I was at the hospital since 8 am, just got home. Her gallbladder was taken with four incisions, a little complicated because of many adhesions, and like a bag of small gravel. The anesthesia did her in again. The type she received was safer for patients with heart conditions and is used (and must be) with a muscle relaxer. She's miserable. Surgery was at 9 and she is just now fully waking, making sense and able to comprehend. This afternoon ran the gamut of intense pain, hallucinations, sudden sleep as if she passed out, confusion, and I thought several times she was gone or having a stroke. The breathing issue is worse than ever and she is in a panic, fighting sleep because she is afraid she will stop breathing. They have no answers for her on that terrifying condition. I got a few spoons of ice cream into her and that's it. Tomorrow will be a better day. But she has to go through this sedation again.
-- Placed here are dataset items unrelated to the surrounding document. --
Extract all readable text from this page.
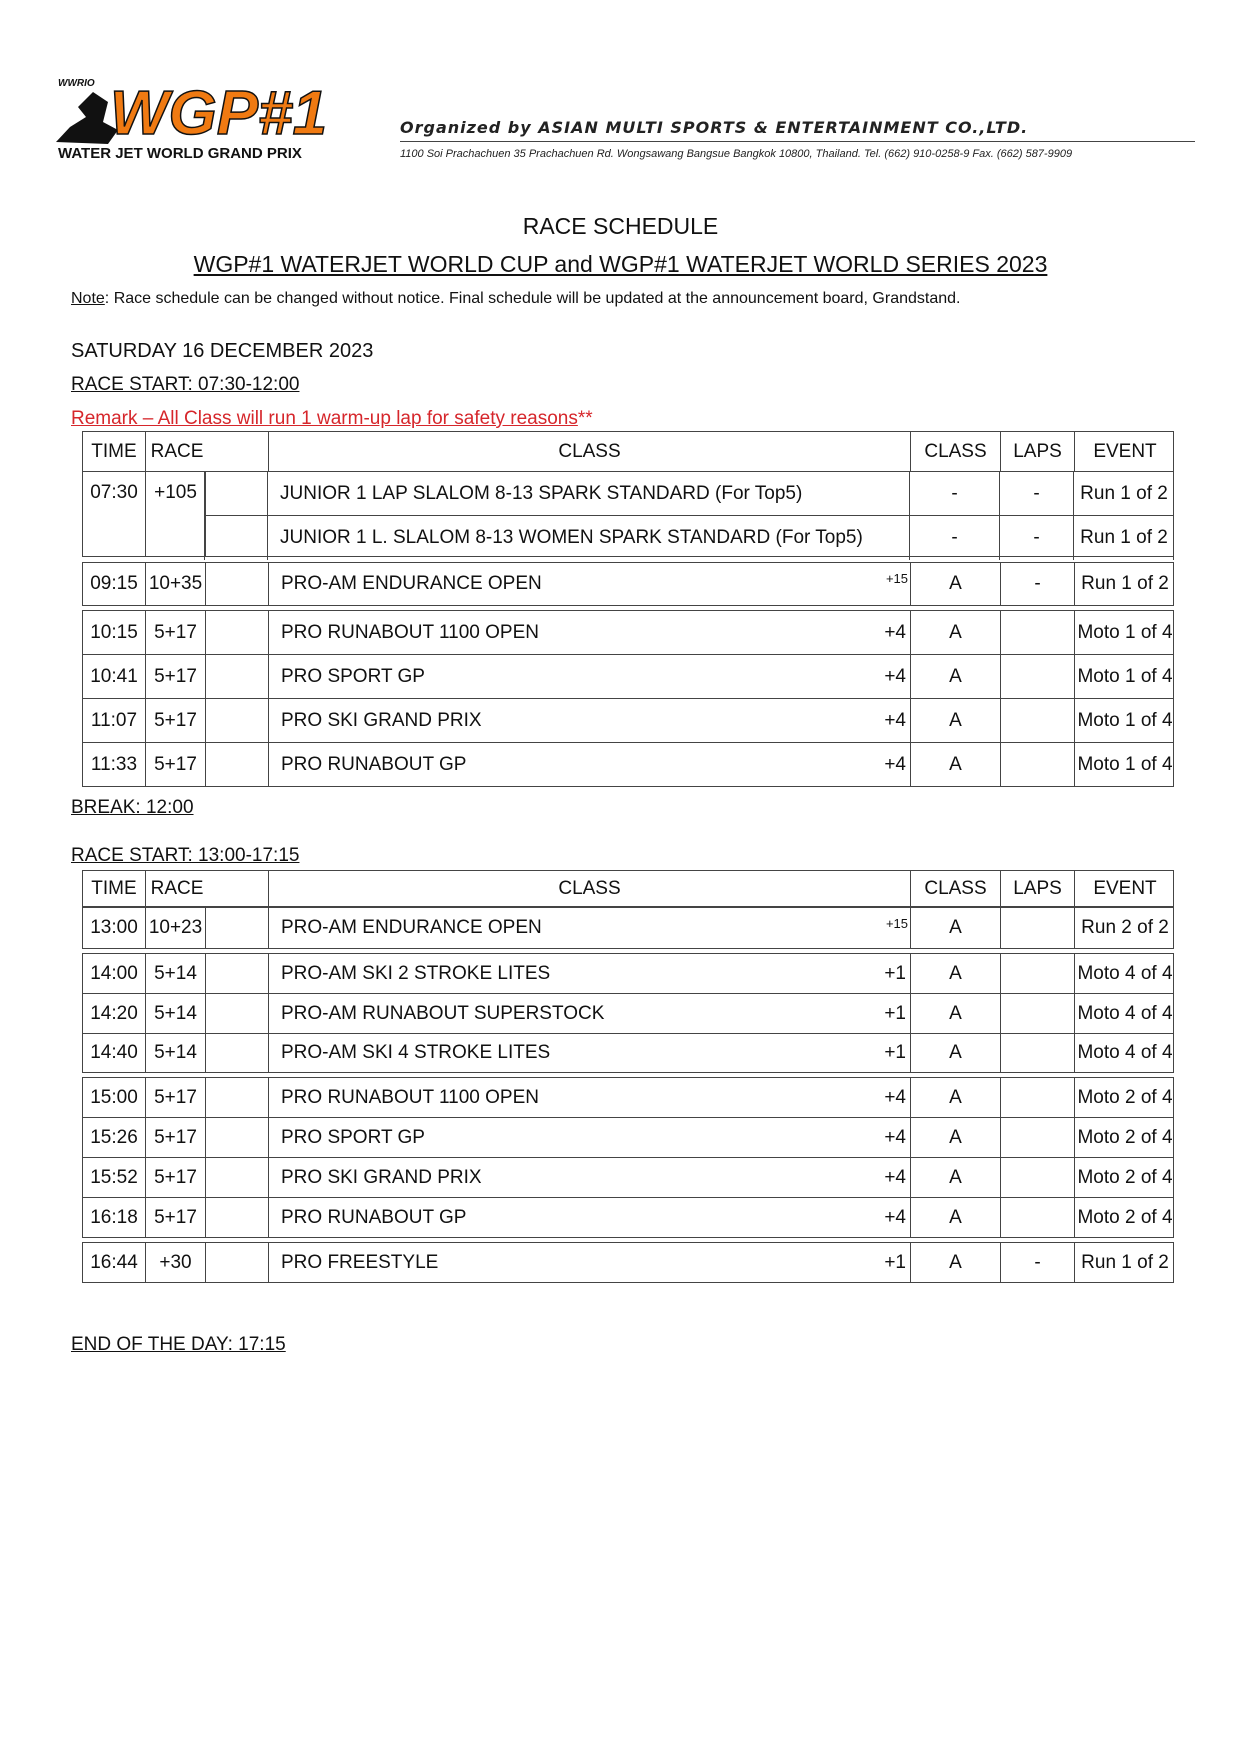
WWRIO WGP#1
WATER JET WORLD GRAND PRIX
Organized by ASIAN MULTI SPORTS & ENTERTAINMENT CO.,LTD.
1100 Soi Prachachuen 35 Prachachuen Rd. Wongsawang Bangsue Bangkok 10800, Thailand. Tel. (662) 910-0258-9 Fax. (662) 587-9909
RACE SCHEDULE
WGP#1 WATERJET WORLD CUP and WGP#1 WATERJET WORLD SERIES 2023
Note: Race schedule can be changed without notice. Final schedule will be updated at the announcement board, Grandstand.
SATURDAY 16 DECEMBER 2023
RACE START: 07:30-12:00
Remark – All Class will run 1 warm-up lap for safety reasons**
TIME RACE	CLASS	CLASS	LAPS	EVENT
07:30 +105	JUNIOR 1 LAP SLALOM 8-13 SPARK STANDARD (For Top5)	-	- Run 1 of 2
JUNIOR 1 L. SLALOM 8-13 WOMEN SPARK STANDARD (For Top5)	-	- Run 1 of 2
09:15 10+35	PRO-AM ENDURANCE OPEN	+15 A	- Run 1 of 2
10:15 5+17	PRO RUNABOUT 1100 OPEN	+4 A	Moto 1 of 4
10:41 5+17	PRO SPORT GP	+4 A	Moto 1 of 4
11:07 5+17	PRO SKI GRAND PRIX	+4 A	Moto 1 of 4
11:33 5+17	PRO RUNABOUT GP	+4 A	Moto 1 of 4
BREAK: 12:00
RACE START: 13:00-17:15
TIME RACE	CLASS	CLASS	LAPS	EVENT
13:00 10+23	PRO-AM ENDURANCE OPEN	+15 A	Run 2 of 2
14:00 5+14	PRO-AM SKI 2 STROKE LITES	+1 A	Moto 4 of 4
14:20 5+14	PRO-AM RUNABOUT SUPERSTOCK	+1 A	Moto 4 of 4
14:40 5+14	PRO-AM SKI 4 STROKE LITES	+1 A	Moto 4 of 4
15:00 5+17	PRO RUNABOUT 1100 OPEN	+4 A	Moto 2 of 4
15:26 5+17	PRO SPORT GP	+4 A	Moto 2 of 4
15:52 5+17	PRO SKI GRAND PRIX	+4 A	Moto 2 of 4
16:18 5+17	PRO RUNABOUT GP	+4 A	Moto 2 of 4
16:44 +30	PRO FREESTYLE	+1 A	- Run 1 of 2
END OF THE DAY: 17:15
As I watched her it was as if I was sitting at my mom's death bed all over again. I know one day her tears and cries to help her will be her last as she gasps for air. It was a very hard day for both of us. And hopefully tomorrow will be better. Even though a surgery and medication was the cause today, it doesn't stop my mind from storing the images of these episodes, and fear of the future. I am very grateful she made it through the surgery, but feel overwhelmed by sadness. How foolish is that?
I need to step back for a few days.
Thank you from the bottom of my heart.